According to the question,
\[\frac{dy}{dx} = x + 3y - 1\]
\[\Rightarrow \frac{dy}{dx} - 3y = x - 1\]
\[\text{ Comparing with }\frac{dy}{dx} + Py = Q,\text{ we get }\]
\[P = - 3 \]
\[Q = x - 1\]
Now, 
\[I . F . = e^{- \int3dx} = e^{- 3x} \]
So, the solution is given by
\[y \times I . F . = \int Q \times I . F . dx + C\]
\[ \Rightarrow y e^{- 3x} = \int\left( x - 1 \right) e^{- 3x} dx + C\]

\[ \Rightarrow y e^{- 3x} = x\int e^{- 3x} dx - \int\left[ \frac{d}{dx}\left( x \right)\int e^{- 3x} dx \right]dx - \int e^{- 3x} dx + C\]

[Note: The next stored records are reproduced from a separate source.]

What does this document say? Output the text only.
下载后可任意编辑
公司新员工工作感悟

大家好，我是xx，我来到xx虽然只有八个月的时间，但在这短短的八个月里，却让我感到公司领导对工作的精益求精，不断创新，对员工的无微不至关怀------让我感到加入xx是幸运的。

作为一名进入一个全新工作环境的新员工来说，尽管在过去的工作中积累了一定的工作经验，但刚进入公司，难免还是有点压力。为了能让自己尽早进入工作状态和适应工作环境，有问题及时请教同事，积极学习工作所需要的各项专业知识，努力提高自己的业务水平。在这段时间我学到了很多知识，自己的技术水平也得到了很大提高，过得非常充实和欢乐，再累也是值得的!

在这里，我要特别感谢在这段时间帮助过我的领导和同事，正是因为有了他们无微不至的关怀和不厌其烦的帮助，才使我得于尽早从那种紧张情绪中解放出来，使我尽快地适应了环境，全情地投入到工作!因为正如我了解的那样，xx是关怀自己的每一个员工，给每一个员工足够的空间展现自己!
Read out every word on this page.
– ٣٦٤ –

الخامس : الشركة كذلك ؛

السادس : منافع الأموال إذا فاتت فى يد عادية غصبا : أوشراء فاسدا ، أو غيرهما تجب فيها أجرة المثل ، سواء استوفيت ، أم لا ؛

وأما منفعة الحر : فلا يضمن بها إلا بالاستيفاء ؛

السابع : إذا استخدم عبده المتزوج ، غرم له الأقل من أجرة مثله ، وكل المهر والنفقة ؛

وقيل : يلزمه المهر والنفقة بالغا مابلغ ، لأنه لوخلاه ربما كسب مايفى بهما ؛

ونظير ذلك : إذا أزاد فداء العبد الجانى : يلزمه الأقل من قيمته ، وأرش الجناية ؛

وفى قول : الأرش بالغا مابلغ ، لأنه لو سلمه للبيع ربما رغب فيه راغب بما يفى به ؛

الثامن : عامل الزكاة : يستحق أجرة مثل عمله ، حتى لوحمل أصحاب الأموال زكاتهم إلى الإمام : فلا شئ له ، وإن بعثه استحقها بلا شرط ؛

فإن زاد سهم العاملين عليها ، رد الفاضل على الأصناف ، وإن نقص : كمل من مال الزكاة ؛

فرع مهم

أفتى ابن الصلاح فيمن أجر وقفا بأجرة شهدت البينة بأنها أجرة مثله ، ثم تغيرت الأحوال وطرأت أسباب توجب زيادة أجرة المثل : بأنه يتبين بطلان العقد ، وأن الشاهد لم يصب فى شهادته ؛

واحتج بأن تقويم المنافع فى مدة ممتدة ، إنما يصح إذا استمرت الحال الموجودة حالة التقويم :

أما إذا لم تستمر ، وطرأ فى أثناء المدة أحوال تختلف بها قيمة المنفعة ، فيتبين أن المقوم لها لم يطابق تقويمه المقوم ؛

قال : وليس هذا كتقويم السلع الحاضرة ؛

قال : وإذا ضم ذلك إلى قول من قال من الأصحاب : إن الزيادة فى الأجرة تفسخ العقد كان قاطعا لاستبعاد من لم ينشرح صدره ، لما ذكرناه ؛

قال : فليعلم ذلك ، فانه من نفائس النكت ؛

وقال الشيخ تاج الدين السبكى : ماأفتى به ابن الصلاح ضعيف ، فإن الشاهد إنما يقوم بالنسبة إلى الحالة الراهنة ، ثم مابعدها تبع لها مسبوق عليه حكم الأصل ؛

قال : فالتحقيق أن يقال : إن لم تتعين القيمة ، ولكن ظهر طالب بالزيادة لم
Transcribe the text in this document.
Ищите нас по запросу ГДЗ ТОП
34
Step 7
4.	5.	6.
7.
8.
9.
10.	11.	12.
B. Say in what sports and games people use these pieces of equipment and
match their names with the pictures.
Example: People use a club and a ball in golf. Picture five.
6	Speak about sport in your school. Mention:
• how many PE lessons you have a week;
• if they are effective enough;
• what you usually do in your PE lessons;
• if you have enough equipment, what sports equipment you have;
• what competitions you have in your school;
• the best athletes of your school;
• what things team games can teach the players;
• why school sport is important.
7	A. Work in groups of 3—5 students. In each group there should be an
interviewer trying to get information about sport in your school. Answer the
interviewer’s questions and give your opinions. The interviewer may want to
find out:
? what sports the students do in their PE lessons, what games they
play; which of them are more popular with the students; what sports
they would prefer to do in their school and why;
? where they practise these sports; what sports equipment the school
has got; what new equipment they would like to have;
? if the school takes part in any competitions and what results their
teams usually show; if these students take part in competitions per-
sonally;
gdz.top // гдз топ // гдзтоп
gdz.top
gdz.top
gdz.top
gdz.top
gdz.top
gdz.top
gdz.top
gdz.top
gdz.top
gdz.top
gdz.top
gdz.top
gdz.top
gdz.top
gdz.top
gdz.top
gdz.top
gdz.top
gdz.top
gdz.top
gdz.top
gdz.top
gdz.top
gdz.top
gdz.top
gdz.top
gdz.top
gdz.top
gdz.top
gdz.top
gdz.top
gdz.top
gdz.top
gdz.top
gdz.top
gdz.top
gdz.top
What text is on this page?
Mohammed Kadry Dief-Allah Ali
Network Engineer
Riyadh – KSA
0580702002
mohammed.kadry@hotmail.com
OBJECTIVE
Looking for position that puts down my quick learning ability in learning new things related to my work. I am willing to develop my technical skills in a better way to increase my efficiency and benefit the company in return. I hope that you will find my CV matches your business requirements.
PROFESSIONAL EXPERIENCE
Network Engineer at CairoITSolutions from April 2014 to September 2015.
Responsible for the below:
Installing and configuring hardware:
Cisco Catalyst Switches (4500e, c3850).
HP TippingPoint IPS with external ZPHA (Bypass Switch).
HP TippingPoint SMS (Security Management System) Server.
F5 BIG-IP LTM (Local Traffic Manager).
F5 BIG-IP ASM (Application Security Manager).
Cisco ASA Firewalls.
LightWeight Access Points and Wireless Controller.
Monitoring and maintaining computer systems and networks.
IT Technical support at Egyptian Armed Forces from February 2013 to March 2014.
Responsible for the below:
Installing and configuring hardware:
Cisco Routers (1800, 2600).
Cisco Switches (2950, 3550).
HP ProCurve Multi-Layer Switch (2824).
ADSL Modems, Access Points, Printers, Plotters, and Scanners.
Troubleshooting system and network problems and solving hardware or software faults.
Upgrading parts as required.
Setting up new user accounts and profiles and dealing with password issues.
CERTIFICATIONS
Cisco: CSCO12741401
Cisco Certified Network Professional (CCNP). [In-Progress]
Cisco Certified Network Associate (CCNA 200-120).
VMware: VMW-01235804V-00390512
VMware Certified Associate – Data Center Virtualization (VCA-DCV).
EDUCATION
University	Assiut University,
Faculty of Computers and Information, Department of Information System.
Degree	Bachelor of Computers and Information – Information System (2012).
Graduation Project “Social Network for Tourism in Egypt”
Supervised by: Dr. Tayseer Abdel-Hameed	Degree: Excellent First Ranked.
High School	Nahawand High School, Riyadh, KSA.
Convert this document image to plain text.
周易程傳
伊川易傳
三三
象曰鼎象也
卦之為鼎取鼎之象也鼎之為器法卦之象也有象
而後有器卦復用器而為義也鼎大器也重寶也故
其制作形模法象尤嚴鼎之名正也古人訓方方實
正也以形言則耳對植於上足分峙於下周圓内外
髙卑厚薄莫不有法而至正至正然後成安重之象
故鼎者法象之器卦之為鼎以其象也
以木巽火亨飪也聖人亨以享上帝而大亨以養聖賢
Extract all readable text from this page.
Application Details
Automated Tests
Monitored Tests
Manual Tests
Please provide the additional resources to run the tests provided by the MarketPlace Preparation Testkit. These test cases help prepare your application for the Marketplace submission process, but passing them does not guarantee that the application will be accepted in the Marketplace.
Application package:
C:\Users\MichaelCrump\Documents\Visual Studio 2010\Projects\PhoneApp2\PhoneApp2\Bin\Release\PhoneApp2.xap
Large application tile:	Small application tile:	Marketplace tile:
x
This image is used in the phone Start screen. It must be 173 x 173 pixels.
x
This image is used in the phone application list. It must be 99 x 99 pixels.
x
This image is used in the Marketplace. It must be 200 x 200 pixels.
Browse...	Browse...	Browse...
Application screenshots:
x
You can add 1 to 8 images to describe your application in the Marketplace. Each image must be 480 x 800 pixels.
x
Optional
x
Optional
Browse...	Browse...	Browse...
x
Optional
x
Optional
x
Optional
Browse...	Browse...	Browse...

\[ \Rightarrow y e^{- 3x} = - \frac{1}{3}x e^{- 3x} + \frac{1}{3}\int e^{- 3x} dx - \int e^{- 3x} dx + C\]
\[ \Rightarrow y e^{- 3x} = - \frac{1}{3}x e^{- 3x} - \frac{1}{9} e^{- 3x} + \frac{1}{3} e^{- 3x} + C\]
\[ \Rightarrow y = - \frac{1}{3}x - \frac{1}{9} + \frac{1}{3} + C e^{3x} \]
\[ \Rightarrow y = - \frac{1}{3}x + \frac{2}{9} + C e^{3x} \]
Since the curve passes throught the origin, it satisfies the equation of the curve. 
\[ \Rightarrow 0 = - 0 + \frac{2}{9} + C e^0 \]
\[ \Rightarrow C = - \frac{2}{9}\]
Putting the value of C in the equation of the curve, we get
\[y = - \frac{1}{3}x + \frac{2}{9}\left( 1 - e^{3x} \right)\]
\[ \Rightarrow y + \frac{1}{3}x = \frac{2}{9}\left( 1 - e^{3x} \right)\]
\[ \Rightarrow 3\left( 3y + x \right) = 2\left( 1 - e^{3x} \right)\]